Писатель замечал, как мучает людей «чудовищная неправильность» их новой жизни, исковерканной войной, которая оторвала миллионы от привычного уклада. Однако всему Восточному фронту предстояли долгие годы кровопролития и горя, прежде чем власти наконец придут к решающему завершению – причем вдали от фронта.

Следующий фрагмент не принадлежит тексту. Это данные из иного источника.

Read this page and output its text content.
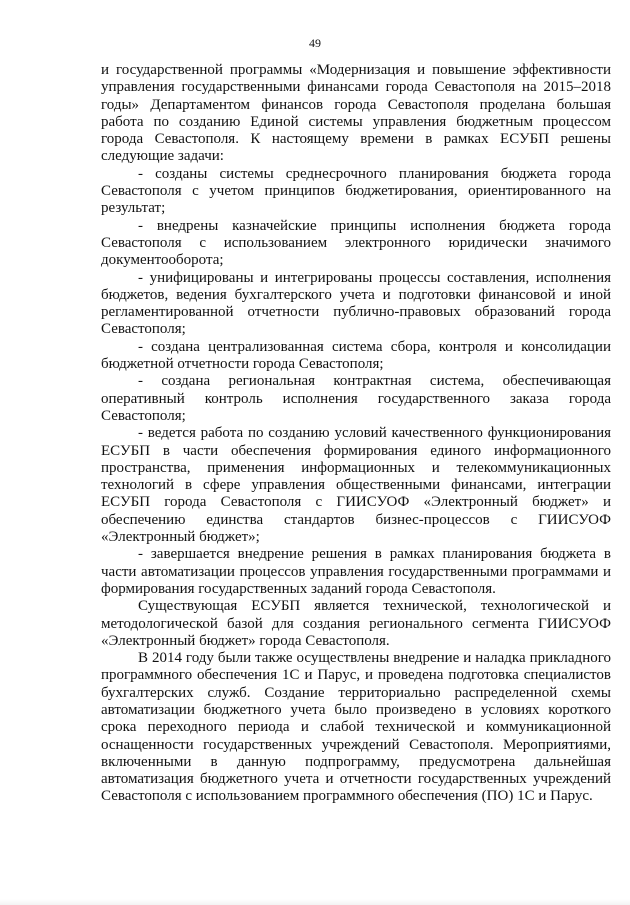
49

и государственной программы «Модернизация и повышение эффективности управления государственными финансами города Севастополя на 2015–2018 годы» Департаментом финансов города Севастополя проделана большая работа по созданию Единой системы управления бюджетным процессом города Севастополя. К настоящему времени в рамках ЕСУБП решены следующие задачи:

- созданы системы среднесрочного планирования бюджета города Севастополя с учетом принципов бюджетирования, ориентированного на результат;

- внедрены казначейские принципы исполнения бюджета города Севастополя с использованием электронного юридически значимого документооборота;

- унифицированы и интегрированы процессы составления, исполнения бюджетов, ведения бухгалтерского учета и подготовки финансовой и иной регламентированной отчетности публично-правовых образований города Севастополя;

- создана централизованная система сбора, контроля и консолидации бюджетной отчетности города Севастополя;

- создана региональная контрактная система, обеспечивающая оперативный контроль исполнения государственного заказа города Севастополя;

- ведется работа по созданию условий качественного функционирования ЕСУБП в части обеспечения формирования единого информационного пространства, применения информационных и телекоммуникационных технологий в сфере управления общественными финансами, интеграции ЕСУБП города Севастополя с ГИИСУОФ «Электронный бюджет» и обеспечению единства стандартов бизнес-процессов с ГИИСУОФ «Электронный бюджет»;

- завершается внедрение решения в рамках планирования бюджета в части автоматизации процессов управления государственными программами и формирования государственных заданий города Севастополя.

Существующая ЕСУБП является технической, технологической и методологической базой для создания регионального сегмента ГИИСУОФ «Электронный бюджет» города Севастополя.

В 2014 году были также осуществлены внедрение и наладка прикладного программного обеспечения 1С и Парус, и проведена подготовка специалистов бухгалтерских служб. Создание территориально распределенной схемы автоматизации бюджетного учета было произведено в условиях короткого срока переходного периода и слабой технической и коммуникационной оснащенности государственных учреждений Севастополя. Мероприятиями, включенными в данную подпрограмму, предусмотрена дальнейшая автоматизация бюджетного учета и отчетности государственных учреждений Севастополя с использованием программного обеспечения (ПО) 1С и Парус.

2. Последний триумф сербов
Сербский фронт, игравший в общей картине войны самую незначительную роль, заметно подтолкнул империю Габсбургов к окончательному развалу. Точно так же, как в Галиции и в Западной Европе, зима только добавила воюющим страданий. Австрийский лейтенант Роланд Вюстер содрогался, глядя, как дикие звери пожирают внутренности у сербских трупов. Алекс Паллавичини описывал трудности с автомобилями, постоянно вязнущими в грязи, из которой их можно было вытянуть только лошадьми, – позор для техники XX века. Ремонт затрудняли перебои с запчастями, и топлива тоже часто не хватало. Что до сербов, какими бы успехами ни радовала армия, гражданским приходилось очень и очень несладко. Заместитель главного врача белградской психиатрической лечебницы доктор Шайнович писал в отчаянии 2 ноября: «Если вскоре не наступит мир, я и сам попрошусь в палату к своим пациентам. Курю как сумасшедший и хлещу tinktura energika [смесь ракии с коньяком], но энергии она мне больше не прибавляет!»{1058} Когда сигареты стало не достать, некоторые приучились курить сушеные листья.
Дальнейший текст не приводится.